RAW PERSIMMON AND PECAN NUT CAKE
For the crust:
1 cup pecan nuts
2 tablespoons cacao powder
3 medjool dates
A Pinch of salt
For the persimmon filling:
2 persimmons
1 cup cashew nuts (soaked in water for a few hours)
1 tablespoon maple syrup
1 tablespoon melted coconut oil
A pinch of salt
For the chocolate topping:
¼ cup cacao powder
¼ cup melted coconut oil
3 tablespoons maple syrup
For decorating:
Persimmon slices
A handful pecan nuts, chopped
Line a container (can be any shape, mine was square 20x20 cm) with baking paper. Blend all the ingredients for the crust until a dough is formed. Press the dough in the bottom of the pan and put it in the freezer.

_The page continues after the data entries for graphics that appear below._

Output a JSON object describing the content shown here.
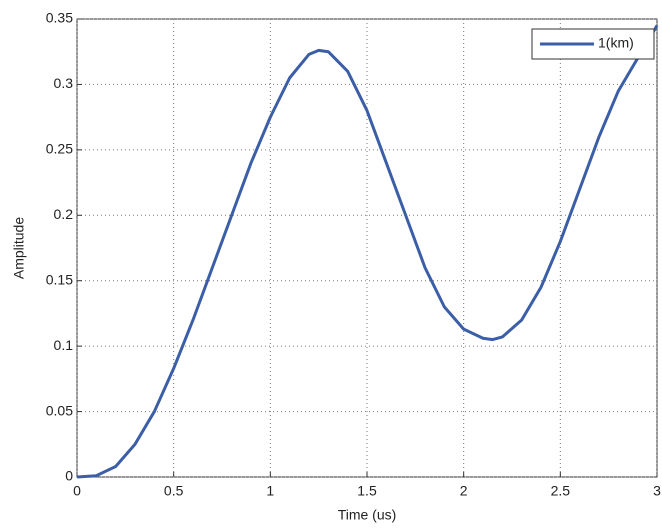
{
  "chart_data": {
    "type": "line",
    "xlabel": "Time (us)",
    "ylabel": "Amplitude",
    "x": [
      0,
      0.1,
      0.2,
      0.3,
      0.4,
      0.5,
      0.6,
      0.7,
      0.8,
      0.9,
      1.0,
      1.1,
      1.2,
      1.25,
      1.3,
      1.4,
      1.5,
      1.6,
      1.7,
      1.8,
      1.9,
      2.0,
      2.1,
      2.15,
      2.2,
      2.3,
      2.4,
      2.5,
      2.6,
      2.7,
      2.8,
      2.9,
      3.0
    ],
    "series": [
      {
        "name": "1(km)",
        "color": "#3b5ea6",
        "values": [
          0,
          0.001,
          0.008,
          0.025,
          0.05,
          0.083,
          0.12,
          0.16,
          0.2,
          0.24,
          0.275,
          0.305,
          0.323,
          0.326,
          0.325,
          0.31,
          0.28,
          0.24,
          0.2,
          0.16,
          0.13,
          0.113,
          0.106,
          0.105,
          0.107,
          0.12,
          0.145,
          0.18,
          0.22,
          0.26,
          0.295,
          0.32,
          0.345
        ]
      }
    ],
    "xlim": [
      0,
      3
    ],
    "xticks": [
      0,
      0.5,
      1,
      1.5,
      2,
      2.5,
      3
    ],
    "ylim": [
      0,
      0.35
    ],
    "yticks": [
      0,
      0.05,
      0.1,
      0.15,
      0.2,
      0.25,
      0.3,
      0.35
    ],
    "grid": true,
    "legend": "upper-right"
  }
}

Blend together the ingredients for the filling and pour the mixture over the crust and put everything back in the freezer. When the filling is a bit hard, mix the ingredients for the chocolate topping until you obtain a smooth chocolate cream, pour it over the persimmon cream, spreading it fast before it hardens. Put everything back in the freezer to set for at least 3 hours. Approximately 45 minutes before serving, remove from the freezer and the container and decorate with the pecan nuts and the persimmon slices.